The most common non-recyclable item is the plastic bag: many residents bag their recycling before tossing it in the bin.
Other recycling carts on this route are much worse—Lee lifts one lid and shakes his head in puzzled disappointment.
“It’s all trash,” Lee says. So is the cart next to it, filled with tree limbs and plastic bags.
‘People Want To Do The Right Thing’
D.C. started checking and tagging recycling bins last year as a part of a pilot program. This year, the city has expanded it—with a goal to reach about 10 percent of recycling routes in the District this fall.
The idea—and design of these “Oops” tags—comes from a non-profit called The Recycling Partnership. Chris Coady is director of community programs for the group.
“For the most part, people want to do the right thing with recycling,” Coady says. “Traditionally, they just haven’t gotten clear, consistent information.”
Coady says cities around the country are trying to clear up confusion, and get residents to pay more attention to what they put in recycling bins. This is due, in large part, to recent changes in the international market for recyclable material: international buyers have gotten a lot pickier. In 2018, China, one of the largest processors of recycling in the world, stopped accepting most material from the U.S. because it’s too contaminated with trash.
“I look at it as a resource that we all produce,” says Coady. All that cardboard, plastic, glass, and metal that we put in recycling bins has value; it’s raw material to make new boxes and bottles and jars. But if it’s mixed up with garbage, it’s unusable.
Other jurisdictions in the D.C. region are also trying out curbside recycling inspections, including Montgomery County and the City of Alexandria.
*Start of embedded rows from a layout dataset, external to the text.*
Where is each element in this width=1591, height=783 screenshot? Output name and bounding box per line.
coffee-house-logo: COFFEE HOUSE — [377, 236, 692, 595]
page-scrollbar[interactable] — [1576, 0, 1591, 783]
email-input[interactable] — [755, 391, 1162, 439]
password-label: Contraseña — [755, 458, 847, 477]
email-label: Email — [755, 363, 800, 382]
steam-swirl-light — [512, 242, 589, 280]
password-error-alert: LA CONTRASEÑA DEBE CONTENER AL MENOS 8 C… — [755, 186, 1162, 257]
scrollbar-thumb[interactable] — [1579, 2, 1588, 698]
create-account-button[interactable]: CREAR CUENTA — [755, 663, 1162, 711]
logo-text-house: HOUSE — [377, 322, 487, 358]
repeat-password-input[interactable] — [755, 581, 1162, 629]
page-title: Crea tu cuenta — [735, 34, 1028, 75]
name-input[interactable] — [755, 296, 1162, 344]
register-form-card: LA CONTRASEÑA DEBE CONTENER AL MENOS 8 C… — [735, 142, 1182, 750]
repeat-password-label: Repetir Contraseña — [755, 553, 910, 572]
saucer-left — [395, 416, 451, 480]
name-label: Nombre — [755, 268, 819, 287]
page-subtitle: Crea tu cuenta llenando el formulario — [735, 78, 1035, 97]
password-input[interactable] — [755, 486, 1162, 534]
“It’s a one-on-one, direct line of communication,” says Helen Lee, environmental program manager for Alexandria’s resource recovery division. The city has already designed its own “Oops” tags, and plans to start using them early next year.
“A lot of municipalities, when they do recycling education and outreach, they might send out a mailer, or a guide to service or put out messages on social media,” says Lee.
These efforts can be easy to ignore for residents—just one more piece of mail to drop in the recycling bin, or a tweet to scroll past. But a tag on your recycling bin is personalized and you get the message at the moment you need it—when you’re taking out the recycling.
Do Oops Tags Really Change Behavior?
In Montgomery County, recycling officials started a pilot program this fall in parts of Gaithersburg, Montgomery Village, and Germantown. As in D.C., inspectors check out bins before the recycling trucks arrive. They put stickers on bins that contain non-recyclables. Residents have to remove those items before collectors will take the bin.
In order to track improvement, the county is checking loads of recycling from the routes where tagging is in effect, measuring the rate of contamination.
“Are we effective by using and applying these strategies, and how effective are we?” asks Eileen Kao, chief of waste reduction for the county.
In D.C., officials are also tracking the effectiveness of the tagging program, and so far it is working.
“We’re seeing about a 30 percent reduction, when we go back to the alleyways that we’ve already gone through, in the materials that we don’t want in the cans,” says Chris Geldart, director of the Department of Public Works.
The tag includes a warning: Failure to separate trash and recycling can result in a $75 fine.
“We can go to tickets, if it’s egregious,” says Geldart. But he says typically, the city does not actually follow through with that threat, and rarely issues fines for recycling.
Back in the alley in Mt. Pleasant, inspector Howard Lee finds some evidence of improvement.
“This has a tag from last week,” he says, pointing to a bin. “They left it on.”
The previous week, he tagged the bin because there were plastic bags in it — these aren’t allowed because they can tangle in the recycling sorting equipment. This week—success! The bags are gone.